The action of water on lead, which is of much greater consequence, has been made the subject of observation by the curious for many ages. The Roman architect, Vitruvius, who, it is believed, nourished in the time of Cæsar and Augustus, forbids the use of this metal for conducting water, because cerusse, he says, is formed on it, which is hurtful to the human body.[1] Galen also condemns the use of lead pipes, because he was aware, that water transmitted through them contracted a muddiness from the lead, and those who drank such water were subject to dysentery.[2] If we trace the sciences of architecture, chemistry, and medicine downwards from these periods, nothing more will be found than a repetition of the statements of Vitruvius and Galen, with but a few particular facts in support of them, till we arrive at the close of the last and beginning of the present century.

The first person that examined the subject minutely, was Dr. Lambe of Warwick; who inferred from his researches, that most, if not all, spring waters possess the power of corroding and dissolving lead to such an extent as to be rendered unfit for the use of man, and that this solvent power is imparted to them by some of their saline ingredients.[3] The inquiry was afterwards undertaken more scientifically by Guyton-Morveau; who, in opposition to Dr.

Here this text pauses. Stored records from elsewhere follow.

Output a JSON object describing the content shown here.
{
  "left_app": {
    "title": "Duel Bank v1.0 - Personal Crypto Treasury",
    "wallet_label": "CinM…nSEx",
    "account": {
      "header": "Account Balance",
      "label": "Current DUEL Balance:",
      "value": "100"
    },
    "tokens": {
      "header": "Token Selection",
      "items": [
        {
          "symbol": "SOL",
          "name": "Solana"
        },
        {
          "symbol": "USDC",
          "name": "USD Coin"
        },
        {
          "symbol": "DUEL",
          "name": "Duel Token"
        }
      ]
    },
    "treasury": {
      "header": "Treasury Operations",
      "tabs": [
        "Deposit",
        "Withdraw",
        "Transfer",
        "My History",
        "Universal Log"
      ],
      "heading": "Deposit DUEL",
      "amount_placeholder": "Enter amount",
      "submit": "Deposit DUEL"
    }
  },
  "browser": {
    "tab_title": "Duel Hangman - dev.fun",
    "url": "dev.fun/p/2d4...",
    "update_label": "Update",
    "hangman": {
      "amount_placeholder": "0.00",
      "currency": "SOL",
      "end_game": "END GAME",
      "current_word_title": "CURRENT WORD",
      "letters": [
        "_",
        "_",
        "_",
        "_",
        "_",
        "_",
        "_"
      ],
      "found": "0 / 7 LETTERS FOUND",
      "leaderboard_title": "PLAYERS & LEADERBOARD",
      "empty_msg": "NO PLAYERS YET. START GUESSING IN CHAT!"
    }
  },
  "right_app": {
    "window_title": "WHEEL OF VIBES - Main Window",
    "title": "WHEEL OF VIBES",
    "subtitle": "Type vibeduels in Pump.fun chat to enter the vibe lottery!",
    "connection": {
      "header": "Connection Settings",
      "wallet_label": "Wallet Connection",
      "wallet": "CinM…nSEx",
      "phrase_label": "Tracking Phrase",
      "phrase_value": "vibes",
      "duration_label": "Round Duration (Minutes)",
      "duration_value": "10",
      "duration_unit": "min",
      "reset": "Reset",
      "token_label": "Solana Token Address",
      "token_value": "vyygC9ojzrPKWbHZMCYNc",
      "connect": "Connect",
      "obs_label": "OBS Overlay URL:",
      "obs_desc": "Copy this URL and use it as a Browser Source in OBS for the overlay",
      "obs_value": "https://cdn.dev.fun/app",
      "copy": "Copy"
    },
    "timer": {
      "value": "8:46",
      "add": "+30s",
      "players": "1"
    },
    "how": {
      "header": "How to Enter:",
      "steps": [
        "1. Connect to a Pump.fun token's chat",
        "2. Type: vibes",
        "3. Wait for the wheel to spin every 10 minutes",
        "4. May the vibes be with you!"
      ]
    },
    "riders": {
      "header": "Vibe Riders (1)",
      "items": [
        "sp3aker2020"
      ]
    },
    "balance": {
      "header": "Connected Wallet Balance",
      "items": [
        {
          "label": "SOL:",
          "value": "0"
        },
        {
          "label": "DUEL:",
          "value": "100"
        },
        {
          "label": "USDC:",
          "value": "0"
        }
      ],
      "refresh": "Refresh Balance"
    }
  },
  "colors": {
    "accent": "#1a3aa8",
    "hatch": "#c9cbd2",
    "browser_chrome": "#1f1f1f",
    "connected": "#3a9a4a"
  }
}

Lambe, arrived at the conclusion, that distilled water, the purest of all waters, acts rapidly on lead by converting it into a hydrated oxide, and that some natural waters, which hardly attack lead at all, are prevented doing so by the salts they hold in solution.[4] A few years later Dr. Thomson of Glasgow also examined the subject, and, assenting to Dr. Lambe's proposition, that most spring waters attack lead, maintains nevertheless that the lead is only held in suspension, not in solution; and that the quantity suspended in such waters, after they have passed through lead pipes, pumps, and cisterns, is too minute to prove injurious to those who make habitual use of them.[5] In the first edition of this work an extended account was given of an investigation I made into the whole subject of the action of different waters on lead.[6] Additional observations were afterwards published on the same point by Captain Yorke,[7] and by Mr. Taylor.[8] And I have added some new facts in a late paper.[9]

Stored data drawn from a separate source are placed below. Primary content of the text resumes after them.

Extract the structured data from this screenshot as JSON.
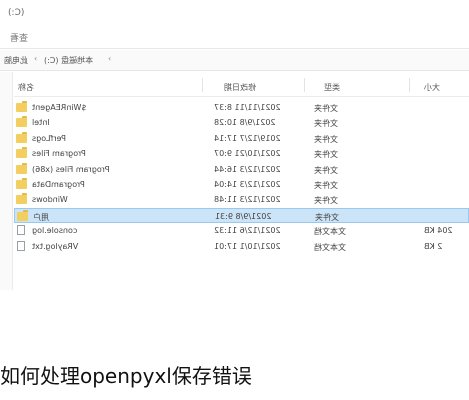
{
  "window": {
    "title": "(C:)"
  },
  "ribbon": {
    "tab_view": "查看"
  },
  "address": {
    "this_pc": "此电脑",
    "drive": "本地磁盘 (C:)"
  },
  "columns": {
    "name": "名称",
    "date": "修改日期",
    "type": "类型",
    "size": "大小"
  },
  "files": [
    {
      "name": "$WinREAgent",
      "date": "2021/11/11 8:37",
      "type": "文件夹",
      "size": "",
      "kind": "folder",
      "selected": false
    },
    {
      "name": "Intel",
      "date": "2021/9/8 10:28",
      "type": "文件夹",
      "size": "",
      "kind": "folder",
      "selected": false
    },
    {
      "name": "PerfLogs",
      "date": "2019/12/7 17:14",
      "type": "文件夹",
      "size": "",
      "kind": "folder",
      "selected": false
    },
    {
      "name": "Program Files",
      "date": "2021/10/21 9:07",
      "type": "文件夹",
      "size": "",
      "kind": "folder",
      "selected": false
    },
    {
      "name": "Program Files (x86)",
      "date": "2021/12/3 16:44",
      "type": "文件夹",
      "size": "",
      "kind": "folder",
      "selected": false
    },
    {
      "name": "ProgramData",
      "date": "2021/12/3 14:04",
      "type": "文件夹",
      "size": "",
      "kind": "folder",
      "selected": false
    },
    {
      "name": "Windows",
      "date": "2021/12/3 11:48",
      "type": "文件夹",
      "size": "",
      "kind": "folder",
      "selected": false
    },
    {
      "name": "用户",
      "date": "2021/9/8 9:31",
      "type": "文件夹",
      "size": "",
      "kind": "folder",
      "selected": true
    },
    {
      "name": "console.log",
      "date": "2021/12/6 11:32",
      "type": "文本文档",
      "size": "204 KB",
      "kind": "file",
      "selected": false
    },
    {
      "name": "VRaylog.txt",
      "date": "2021/10/1 17:01",
      "type": "文本文档",
      "size": "2 KB",
      "kind": "file",
      "selected": false
    }
  ],
  "caption": "如何处理openpyxl保存错误"
}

  1. Vitruv. de Architectura, L. viii. c. 7, Quot modis ducantur aquæ. Editio Dun. Barbari, 1567, pp. 262, 265.
  2. De Medic. secundum locos, lvii.
  3. Researches into the Properties of Spring Waters, 1803, p. 193.
  4. Annales de Chim. lxxi. 197, l'an 1809.
  5. Experiments in Scudamore's analysis of Tunbridge Water, 1816.
  6. A Treatise on Poisons, &c. First Edition, 1829.
  7. Philosophical Magazine. Third Series, v. 81, 1834.
  8. Guy's-Hospital Reports, 1838, iii. 60.
  9. Transactions of the Royal Society of Edinburgh, 1842, xv. 265.